In a long-awaited decision that may boost the fortunes of the troubled new baseball stadium for the Washington Nationals in Southeast, the Supreme Court today ruled that local governments may expropriate homes and businesses to accommodate private development. Stemming from a case in which the local government of the city of New London, Conn., exercised their power of eminent domain over an economically-depressed area and replaced homes with a riverfront hotel and office buildings aimed at increasing the local tax base, the outcome of the case has been central to the ability of local officials to forcefully take homes and businesses on the site where the stadium is to be built.
While the area is primarily industrial, several gay nightclubs and homeowners may face eviction in the near future, one of whom has filed a lawsuit against the District for undervaluing his land. A recent controversy erupted between Council-member David Catania (I-At Large) and District CFO Natwar Gandhi, with Catania claiming that Gandhi knowingly underestimated the costs to acquiring the needed lands to come in under the $165 million price-cap imposed by the City Council in legislation passed last December.

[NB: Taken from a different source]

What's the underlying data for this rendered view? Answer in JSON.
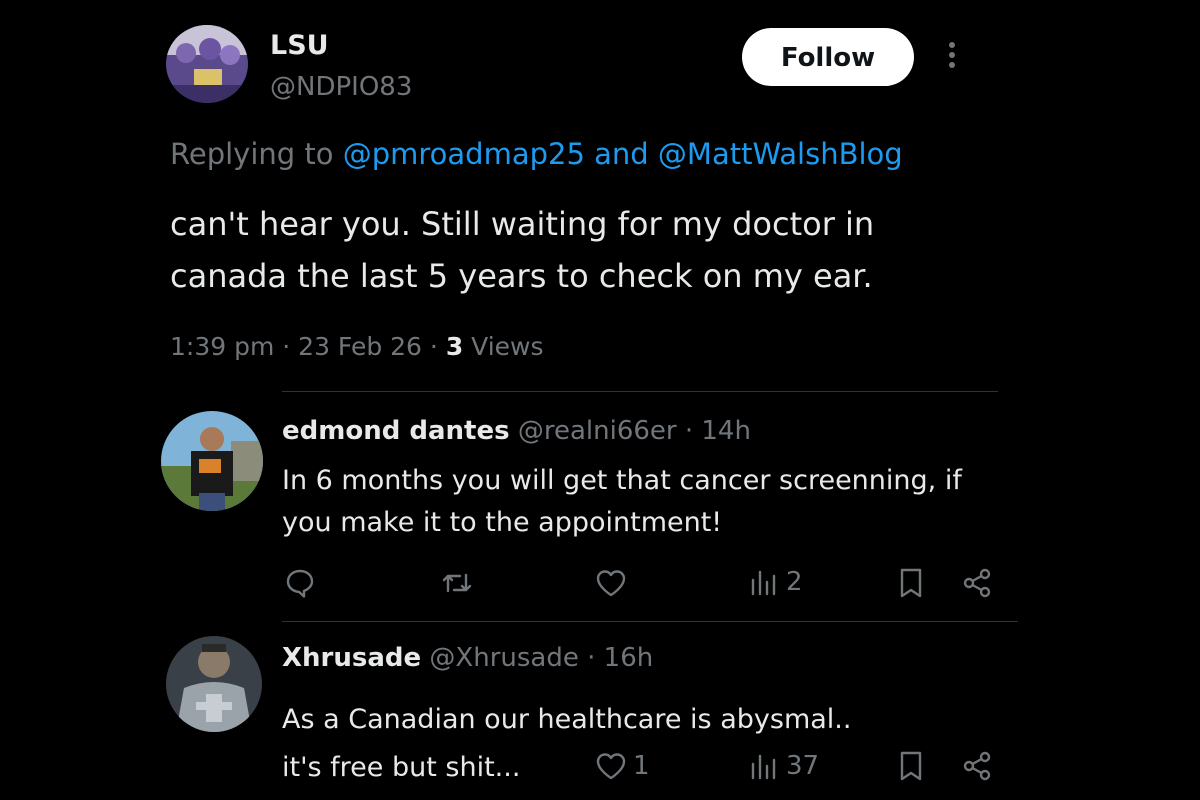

Land values in the area have shot up an estimated $30 to $50 per square foot since the stadium site was identified, but the Supreme Court’s ruling may encourage property owners of the 63 parcels needed to negotiate with the District rather than face a court-arbitrated settlement.
Justices John Paul Stevens, Anthony Kennedy, David H. Souter, Ruth Bader Ginsburg and Stephen G. Breyer wrote the majority opinion, while Sandra Day O’Connor was joined in a scathing dissent by Justices William H. Rehnquist, Antonin Scalia and Clarence Thomas. She wrote:
Any property may now be taken for the benefit of another private party, but the fallout from this decision will not be random. The beneficiaries are likely to be those citizens with disproportionate influence and power in the political process, including large corporations and development firms.
This decision follows the lead of a 1954 Supreme Court decision, Berman v. Parker, which gave the go-ahead to a Congressional-mandated slum-clearing plan in Southwest and established a long-lasting precedent concerning the use of eminent domain by local governments.